A z innej beczki chciałam się pochwalić, że uczestniczyłam dzisiaj w warsztatach kulinarnych organizowanych przez  "Dobre Wnętrze", "Moje Mieszkanie" i Amicę. Warsztaty, to właściwie wspólne gotowanie pod okiem kucharza Tomka Jakubiaka. Miałam okazję, razem z kilkoma innymi przemiłymi dziewczynami, które pozdrawiam serdecznie:), zobaczyć jak od kuchni wygląda sesja na profesjonalnym planie zdjęciowym. Film i zdjęcia z pewnością można będzie obejrzeć na stronach gazet.

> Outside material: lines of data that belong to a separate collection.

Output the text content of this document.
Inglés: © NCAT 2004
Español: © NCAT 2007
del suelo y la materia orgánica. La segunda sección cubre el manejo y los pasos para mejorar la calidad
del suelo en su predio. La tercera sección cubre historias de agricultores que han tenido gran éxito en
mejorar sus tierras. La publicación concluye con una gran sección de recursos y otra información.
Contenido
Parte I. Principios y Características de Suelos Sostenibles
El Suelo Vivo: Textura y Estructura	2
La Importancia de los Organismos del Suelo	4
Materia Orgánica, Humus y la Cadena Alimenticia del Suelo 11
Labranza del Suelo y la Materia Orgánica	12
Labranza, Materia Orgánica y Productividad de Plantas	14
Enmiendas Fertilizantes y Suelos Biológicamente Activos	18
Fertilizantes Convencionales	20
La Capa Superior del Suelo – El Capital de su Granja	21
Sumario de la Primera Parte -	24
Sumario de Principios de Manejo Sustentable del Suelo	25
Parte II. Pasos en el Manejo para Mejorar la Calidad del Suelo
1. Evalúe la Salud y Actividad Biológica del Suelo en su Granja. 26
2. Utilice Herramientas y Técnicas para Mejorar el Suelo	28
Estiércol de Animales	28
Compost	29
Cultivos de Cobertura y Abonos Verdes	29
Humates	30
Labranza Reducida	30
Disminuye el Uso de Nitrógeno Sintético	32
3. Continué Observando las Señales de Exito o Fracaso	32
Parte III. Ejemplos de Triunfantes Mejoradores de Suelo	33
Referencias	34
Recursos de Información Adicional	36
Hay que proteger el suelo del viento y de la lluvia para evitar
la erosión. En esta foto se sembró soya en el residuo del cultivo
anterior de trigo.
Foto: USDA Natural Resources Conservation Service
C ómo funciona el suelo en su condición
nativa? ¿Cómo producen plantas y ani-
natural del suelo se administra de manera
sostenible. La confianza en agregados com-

Pozdrawiam Was serdecznie i dziękuję za wszystkie komentarze:)

niedziela, 22 lipca 2012

Dodatków kilka do różowych ścian



Dzień dobry Siostry:) Niedzielny poranek, to chwila na takie przyjemności, jak powolna kawka i blogowanie, ech...Pomalowanie ścian w pokoju Wery zmobilizowało mnie w końcu do powieszenia 2 półek, które od niemal roku zalegały pod łóżkiem. I wczoraj nastała ta wiekopomna chwila - mąż w gotowości stawił się z wiertarką, poziomicą i wkrętami:), ja orientacyjnie wskazałam miejsce i po godzinie półki zawisły.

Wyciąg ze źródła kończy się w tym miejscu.